Le jour de la Pentecôte, les Apôtres perçoivent des signes : ils entendent un bruit ; ce n’est pas vraiment un vent (nous dit le texte des Actes), mais c’est "un bruit semblable à un vent." Ils voient quelque chose ; ce n’est pas vraiment un feu, mais c’est "comme une sorte de feu."
Et le troisième signe, le plus important de tous : c’est qu’eux-mêmes se mettent à parler. Ce signe-là durera autant que l’Église.
Les signes qui leur sont donnés ce jour-là sont les signes d’une présence : une présence qui leur ouvre la bouche et les rend capables de communiquer leur foi, et qui, en même temps, ouvre le cœur de leurs auditeurs pour accueillir le message.
Jésus leur avait annoncé la venue de l’Esprit Saint, mais il est probable qu’ils n’avaient pas bien compris, et surtout qu’ils ne voyaient pas ce que pouvait être le rôle de l’Esprit pour faire d’eux des Apôtres. Jésus les avait choisis comme Apôtres et comme responsables de son Église, et ils pensaient sans doute que cette responsabilité était dans leurs moyens.
On rencontre parfois des gens qui ne doutent de rien, dans le monde politique ou dans la vie professionnelle ; et c’est beau la confiance en soi !
Il en faut un minimum : c’est un signe de bonne santé.
Il est vrai qu’on peut faire bien des choses sans l’Esprit Saint, mais il y a une chose qu’on ne peut pas faire : c’est entrer dans la vie des personnes divines : c’est un domaine qui dépasse les possibilités de notre nature humaine. Et il semblerait qu’on ne puisse pas non plus faire entrer les autres dans cette vie divine. On ne peut pas, avec nos seules capacités humaines, les faire entrer dans la vie éternelle.
Les Apôtres n’avaient pas compris ce qu’était le rôle de l’Esprit : comme principe de leur foi, et comme principe de leur mission d’Apôtres.
On a l’impression que, ce jour-là, ils sortent d’une période où ils avaient été totalement inconséquents avec leur foi.
Ils prennent conscience de l’inefficacité totale où ils ont vécu pendant ces cinquante jours, en tout cas par rapport à leur mission d’Apôtres. Ils comprennent qu’il n’y a pas d’efficacité apostolique sans la présence et la force de l’Esprit.
Et on peut constater en général que pour nous, comme pour les premiers Apôtres, Dieu nous laisse dans notre médiocrité tant qu’on n’a pas pris conscience du rôle de l’Esprit, tant qu’on n’a pas réalisé ce qu’il nous a donné depuis notre entrée dans l’Église par le Baptême, et tant qu’on n’a pas compris que lui seul peut faire de nous des témoins !

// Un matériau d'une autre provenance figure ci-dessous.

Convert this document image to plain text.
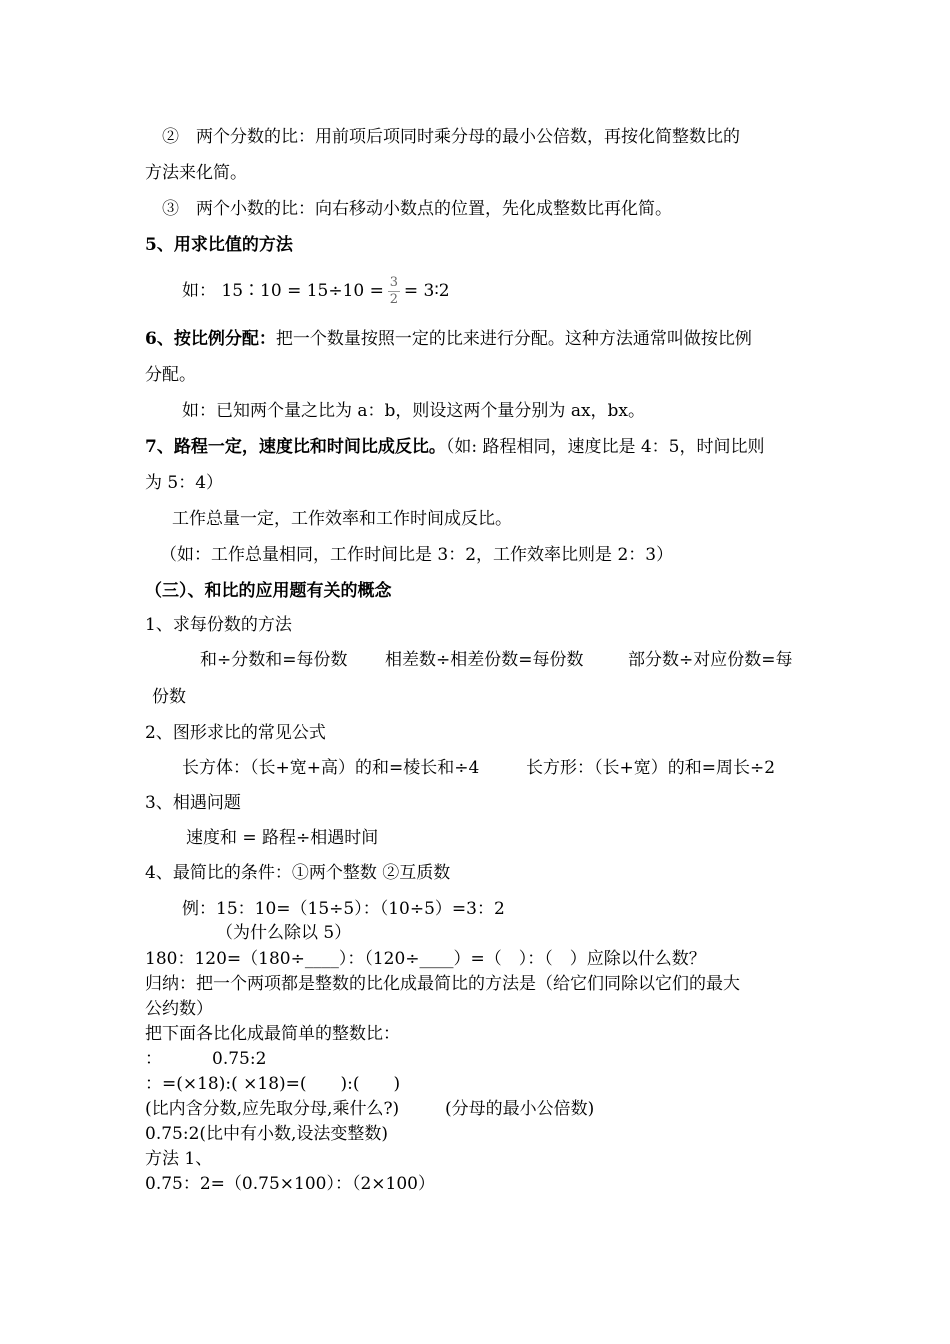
②　两个分数的比：用前项后项同时乘分母的最小公倍数，再按化简整数比的
方法来化简。
③　两个小数的比：向右移动小数点的位置，先化成整数比再化简。
5、用求比值的方法
如： 15∶10 = $15\div 10 = \frac{3}{2}$ = 3∶2
6、按比例分配：把一个数量按照一定的比来进行分配。这种方法通常叫做按比例
分配。
如：已知两个量之比为 a：b，则设这两个量分别为 ax，bx。
7、路程一定，速度比和时间比成反比。（如: 路程相同，速度比是 4：5，时间比则
为 5：4）
工作总量一定，工作效率和工作时间成反比。
（如：工作总量相同，工作时间比是 3：2，工作效率比则是 2：3）
（三）、和比的应用题有关的概念
1、求每份数的方法
和÷分数和=每份数 相差数÷相差份数=每份数	部分数÷对应份数=每
份数
2、图形求比的常见公式
长方体：（长+宽+高）的和=棱长和÷4	长方形：（长+宽）的和=周长÷2
3、相遇问题
速度和 = 路程÷相遇时间
4、最简比的条件：①两个整数 ②互质数
例：15：10=（15÷5）：（10÷5）=3：2
（为什么除以 5）
180：120=（180÷____）：（120÷____）=（　）：（　）应除以什么数？
归纳：把一个两项都是整数的比化成最简比的方法是（给它们同除以它们的最大
公约数）
把下面各比化成最简单的整数比：
：	0.75:2
：=(×18):( ×18)=(　　):(　　)
(比内含分数,应先取分母,乘什么?)	(分母的最小公倍数)
0.75:2(比中有小数,设法变整数)
方法 1、
0.75：2=（0.75×100）：（2×100）
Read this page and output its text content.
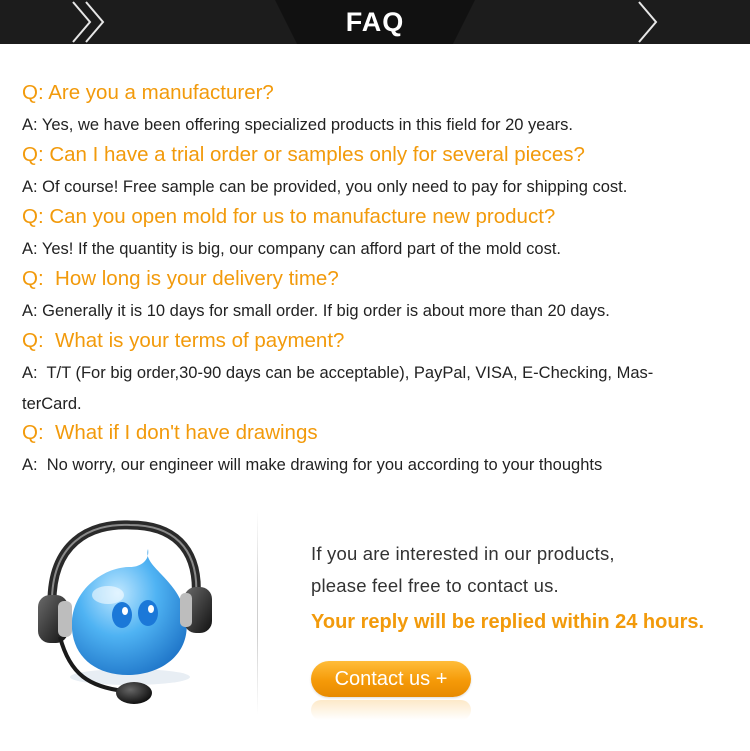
FAQ
Q: Are you a manufacturer?
A: Yes, we have been offering specialized products in this field for 20 years.
Q: Can I have a trial order or samples only for several pieces?
A: Of course! Free sample can be provided, you only need to pay for shipping cost.
Q: Can you open mold for us to manufacture new product?
A: Yes! If the quantity is big, our company can afford part of the mold cost.
Q:  How long is your delivery time?
A: Generally it is 10 days for small order. If big order is about more than 20 days.
Q:  What is your terms of payment?
A:  T/T (For big order,30-90 days can be acceptable), PayPal, VISA, E-Checking, Mas-
terCard.
Q:  What if I don't have drawings
A:  No worry, our engineer will make drawing for you according to your thoughts
If you are interested in our products,
please feel free to contact us.
Your reply will be replied within 24 hours.
Contact us +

"Laissez-vous conduire par l’Esprit" dit saint Paul.
Mais attention : se laisser conduire par l’Esprit, ce n’est pas être passif.
Être un témoin c’est être agissant : prendre des engagements, et en même temps, savoir s’effacer, comprendre qu’on n’est qu’un instrument de l’Esprit de Dieu, et que lui seul peut convertir et sanctifier.
Ce qui est vrai pour soi-même comme pour les autres.
La sainteté exige que l’on fasse tout ce qui dépend de nous : c’est nécessaire, mais ce ce n’est pas suffisant… et tant qu’on ne comprend pas qu’elle est d’abord l’œuvre de l’Esprit, on n’avance pas.
Celui qui croit pouvoir se sanctifier seul est certain d’échouer.
De la même façon, être Apôtre, ce n’est pas être passif : c’est prendre des engagements au service de l’Église et de l’Évangile… mais si on croit pouvoir agir seul, on est certain d’échouer.
C’est le paradoxe de la mission d’Apôtre : on se donne tout entier pour une mission dont on sait qu’elle est sans proportion avec nos capacités.
C’est vrai pour tous ceux qui transmettent l’Évangile : prêtres, parents, catéchistes. Si on veut être plus malin que l’Évangile : escamoter ses exigences pour le rendre "acceptable", on ne peut pas être un instrument de l’Esprit.
Pour évangéliser, il ne faut pas être passif : il faut faire le pas, plonger, et, en même temps, se rappeler que seul l’Esprit de Dieu pourra changer les cœurs et rendre efficace notre engagement. Et si on a compris cela, il est plus facile de faire le pas.